Bloomberg News

Sinopec Group Leads Dollar Debt Sales as Asia Bond Risk Tumbles

August 06, 2012

Sinopec Group Leads Dollar Debt Sales as Asia Bond Risk Tumbles

Sinopec Group plans to increase the $1 billion 10-year notes it sold in May as early as today, the person familiar with the matter said. Photographer: Nelson Ching/Bloomberg

China Petrochemical Corp., known as Sinopec Group, is planning the first U.S. dollar-denominated note sale by an Asian issuer in almost a week, according to a person familiar with the matter. Bond risk in the region fell to a more than four-month low, Credit Agricole SA (ACA) prices show.
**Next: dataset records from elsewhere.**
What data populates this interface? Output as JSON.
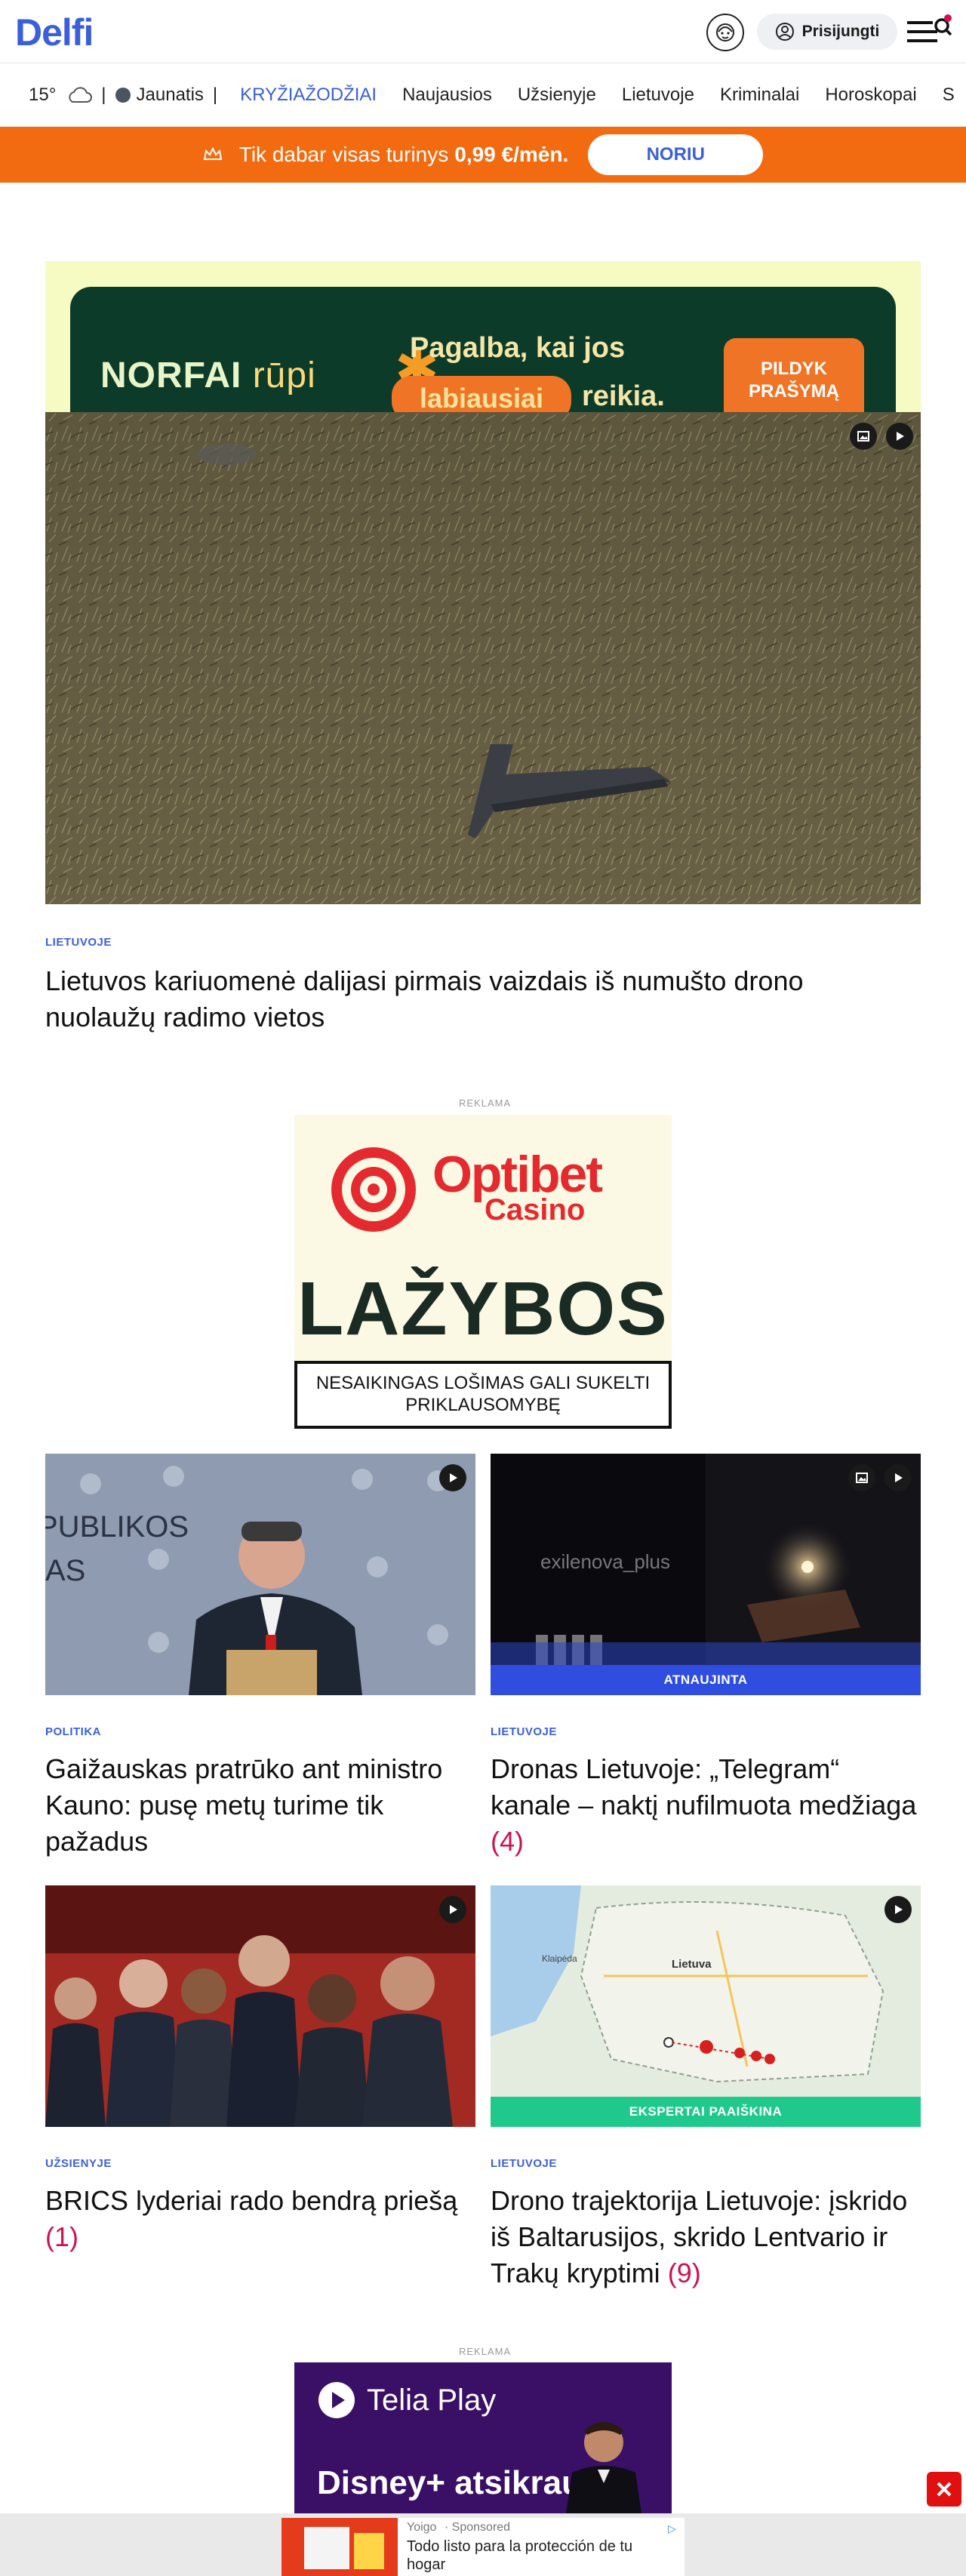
{
  "header": {
    "logo": "Delfi",
    "login_label": "Prisijungti"
  },
  "nav": {
    "temperature": "15°",
    "user_name": "Jaunatis",
    "items": [
      "KRYŽIAŽODŽIAI",
      "Naujausios",
      "Užsienyje",
      "Lietuvoje",
      "Kriminalai",
      "Horoskopai",
      "S"
    ]
  },
  "promo": {
    "text": "Tik dabar visas turinys",
    "price": "0,99 €/mėn.",
    "button": "NORIU"
  },
  "top_ad": {
    "brand": "NORFAI",
    "brand_suffix": "rūpi",
    "line1": "Pagalba, kai jos",
    "highlight": "labiausiai",
    "line2_end": "reikia.",
    "cta": "PILDYK PRAŠYMĄ"
  },
  "hero": {
    "category": "LIETUVOJE",
    "title": "Lietuvos kariuomenė dalijasi pirmais vaizdais iš numušto drono nuolaužų radimo vietos"
  },
  "ad1": {
    "label": "REKLAMA",
    "brand": "Optibet",
    "brand_sub": "Casino",
    "headline": "LAŽYBOS",
    "warning": "NESAIKINGAS LOŠIMAS GALI SUKELTI PRIKLAUSOMYBĘ"
  },
  "cards": [
    {
      "category": "POLITIKA",
      "title": "Gaižauskas pratrūko ant ministro Kauno: pusę metų turime tik pažadus",
      "comments": "",
      "strip": ""
    },
    {
      "category": "LIETUVOJE",
      "title": "Dronas Lietuvoje: „Telegram“ kanale – naktį nufilmuota medžiaga",
      "comments": "(4)",
      "strip": "ATNAUJINTA",
      "watermark": "exilenova_plus"
    },
    {
      "category": "UŽSIENYJE",
      "title": "BRICS lyderiai rado bendrą priešą",
      "comments": "(1)",
      "strip": ""
    },
    {
      "category": "LIETUVOJE",
      "title": "Drono trajektorija Lietuvoje: įskrido iš Baltarusijos, skrido Lentvario ir Trakų kryptimi",
      "comments": "(9)",
      "strip": "EKSPERTAI PAAIŠKINA",
      "map_label": "Lietuva",
      "map_city": "Klaipėda"
    }
  ],
  "ad2": {
    "label": "REKLAMA",
    "brand": "Telia Play",
    "headline": "Disney+ atsikraustė"
  },
  "bottom_ad": {
    "brand": "Yoigo",
    "sponsored": "Sponsored",
    "title": "Todo listo para la protección de tu hogar"
  },
  "colors": {
    "brand_blue": "#3a5fd9",
    "promo_orange": "#f36b10",
    "comment_red": "#d0114f"
  }
}
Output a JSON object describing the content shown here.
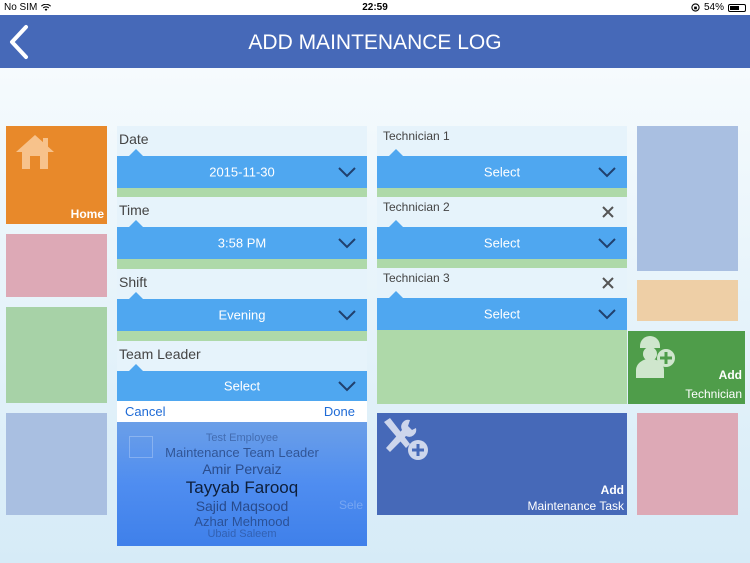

Sinopec Group is marketing an increase to its May 2022 notes at about 155 basis points more than Treasuries to raise as much as $500 million, the person said, asking not to be identified because the details are private. Sound Global Ltd. (SGL), a Chinese water treatment provider, is considering pricing five- year debt in the low 12 percent area as soon as today, another person said, also seeking anonymity.

The sales would be the first in dollars by the region’s issuers since July 31 after the U.S. economy added more jobs than expected and an agreement between Greece and its creditors to boost efforts to comply with its bailout terms tempered concern Asian growth may slow and increased perceptions of corporate creditworthiness.

“The Asian market should see some positive momentum today flowing from the better-than-expected U.S. employment data and optimism out of Europe,” said Raymond Lee, a portfolio manager in Sydney at Kapstream Capital Pty which oversees the equivalent of about $4.75 billion. “The improved risk sentiment should see some added demand for Asian bonds.”

Sinopec Group plans to increase the $1 billion 10-year notes it sold in May as early as today, the person familiar with the matter said. Sound Global is debuting in the dollar market after selling 885 million yuan ($139 million) of convertible debt in 2010, according to data compiled by Bloomberg.

iTraxx Index

The Markit iTraxx Asia index of 40 investment-grade borrowers outside Japan decreased 5 basis points to 153 basis points as of 11:52 a.m. in Singapore, Credit Agricole prices show. The index is set for its lowest close since March 27, according to CMA.

U.S. employers added 163,000 workers in July, 63 percent more than expected, according to a median estimate of 89 analysts before the Aug. 3 release.

In Europe, there is “overall agreement on the need to strengthen policy efforts” to help Greece meet its bailout terms, representatives from the European Commission, European Central Bank and International Monetary Fund said yesterday after meeting the country’s Finance Minister Yannis Stournaras in Athens.

The Markit iTraxx Australia index fell 6 basis points to 162 basis points as of 1:52 p.m. in Sydney, Credit Agricole prices show. The gauge is on course for its lowest close since May 4, according to CMA, which is owned by McGraw-Hill Cos. and compiles prices quoted by dealers in the privately negotiated market.

The indexes are benchmarks for insuring bonds against default and traders use them to speculate on credit quality. A drop signals signals improving perceptions of creditworthiness.

The swap contracts pay the buyer face value in exchange for the underlying securities if a borrower fails to meet its debt agreements. A basis point is 0.01 percentage point.